La recherche sur la période médiévale se concentre sur l’histoire de la littérature et l’histoire de l’art.
Le Moyen Âge est souvent associé au « silence » dans l’histoire des femmes et des mères, en raison du peu de témoignages dont les chercheurs disposent dès lors qu’ils s’intéressent à l’expérience de la maternité. Cependant, les thèses contestées de Philippe Ariès sur l’absence d’un sentiment de l’enfance au moyen âge ont suscité un réexamen critique de ce que l’on sait du rapport à la petite enfance dans la période pré-moderne. Elles ont donné l’impulsion à tout un travail de mise au jour de sources archéologiques, iconographiques et textuelles qui se poursuit encore actuellement. Le dépouillement des manuscrits et la prise en compte des textes littéraires, en particulier hagiographiques, qui demeuraient inconnus des chercheurs avant les années 1990, ont ouvert de nouvelles perspectives.

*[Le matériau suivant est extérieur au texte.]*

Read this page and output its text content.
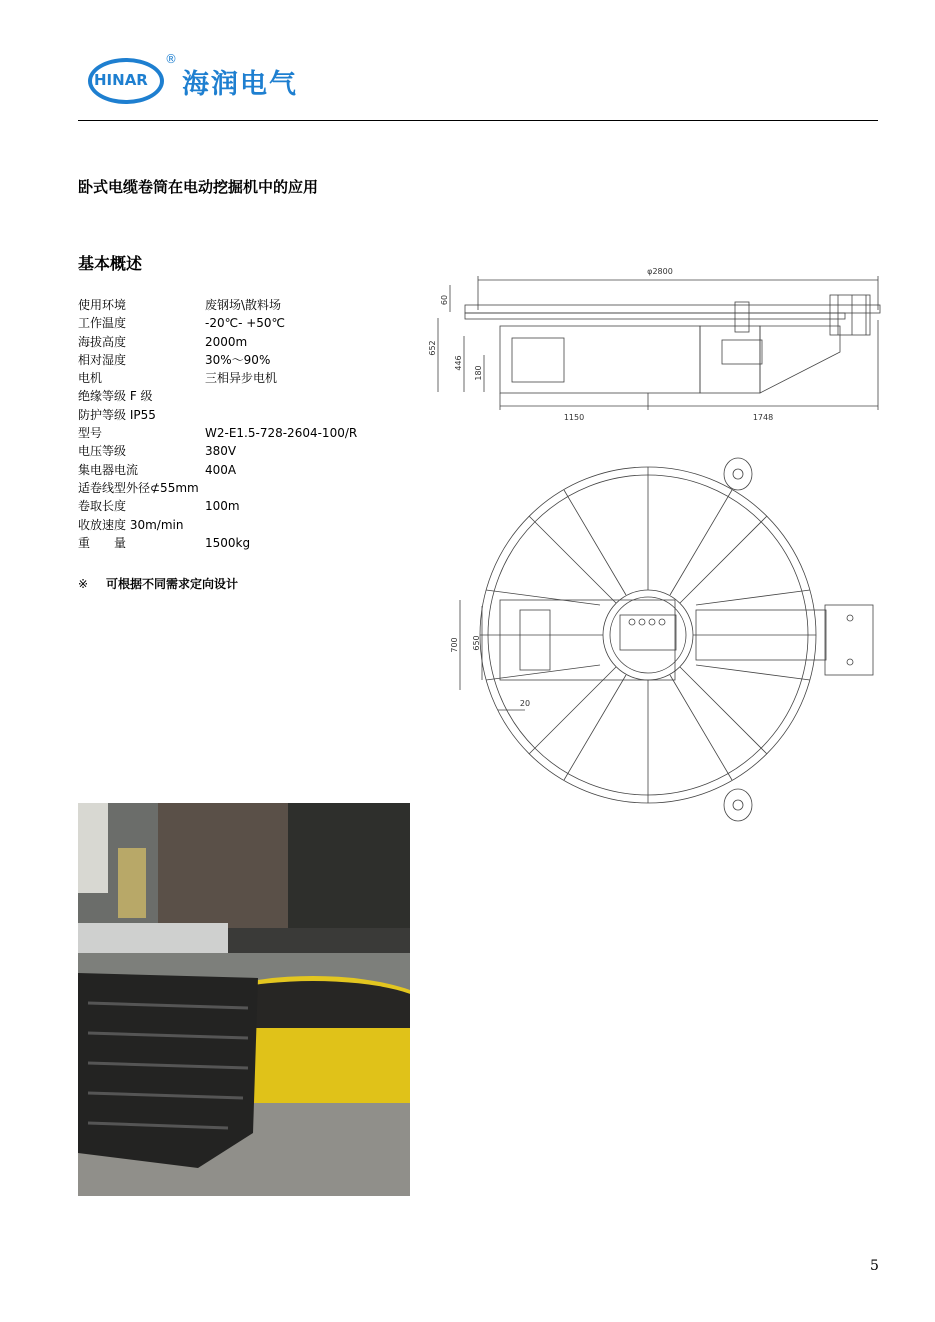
HINAR
®
海润电气
卧式电缆卷筒在电动挖掘机中的应用
基本概述
使用环境	废钢场\散料场
工作温度	-20℃- +50℃
海拔高度	2000m
相对湿度	30%～90%
电机	三相异步电机
绝缘等级 F 级
防护等级 IP55
型号	W2-E1.5-728-2604-100/R
电压等级	380V
集电器电流	400A
适卷线型外径⊄55mm
卷取长度	100m
收放速度 30m/min
重　　量	1500kg
※ 可根据不同需求定向设计
φ2800
60
652
446
180
1150	1748
700 650
20
5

Dans ce contexte, il faut souligner la puissance et la récurrence des élaborations imaginaires entourant la lactation, notamment dans le domaine des représentations religieuses, qu’elles soient textuelles ou visuelles. La littérature hagiographique médiévale offre un réservoir de récits concernant la lactation de la Vierge ou de ses statues, les martyrs de vierges au cours desquels la poitrine est prise pour cible par les bourreaux, la transformation du sang de la victime en lait, ainsi que de récits d’allaitement plus ou moins merveilleux portant sur l’enfance des saints.
L’émergence et le succès croissant du motif iconographique de la vierge allaitante est un autre aspect de la puissance de cet imaginaire de l’allaitement, qui fera l’objet d’une enquête spécifique en histoire de l’art. Cette partie du projet vise à expliquer la discontinuité du thème iconographique pour la période médiévale. Il s’agira de comprendre quelles sont les conditions de naissance de cette iconographie en se concentrant sur la période de son apparition entre le 11e et le 12e siècle.
À première vue, les textes narratifs d’inspiration profane offrent beaucoup moins de prise à notre thématique. Cependant à y regarder de plus près, on y trouve nombre de mentions des soins dus aux nouveaux nés ainsi que d’autres qui concernent l’initiation des jeunes mères à l’allaitement. Or ces représentations n’ont pas pour seule fonction de créer un effet de réel. L’allaitement contribue à la construction de la filiation, il est encadré par des normes, par des rituels et par une répartition des rôles sexués qui ont toutes les chances de porter le poids de l’idéologie du lignage patrilinéaire. L’analyse détaillée des stratégies qui permettent d’amarrer fermement la notion d’allaitement à celle de la parenté fera l’objet d’une thèse de doctorat portant sur les histoires de femmes persécutées entre le XIIIe et le XVe siècle.
Par ailleurs, lorsqu’une référence un tant soit peu développée est faite à l’allaitement, la scène prend souvent place dans un contexte dramatique. Décès ou disparition de la mère, choix d’une nourrice, accident de la lactation, doutes sur la valeur du lait font écho à toutes les inquiétudes dont on trouve la trace dans les sociétés traditionnelles à propos de la survie des enfants en bas âge et que les enquêtes des historiens, des folkloristes et des ethnologues mettent au jour. La pratique de l’allaitement ne fait jamais l’économie d’une confrontation avec la vulnérabilité humaine. Une série d’enquêtes sur le traitement pathétique de l’enfant mourant au sein en contexte de famine, sur l’imaginaire genré de la poitrine, du sein et du giron et sur le célèbre récit de la guérison de Caradoc par le sein et le lait de son épouse dans la Première Continuation de Perceval viendront compléter le dispositif de la recherche.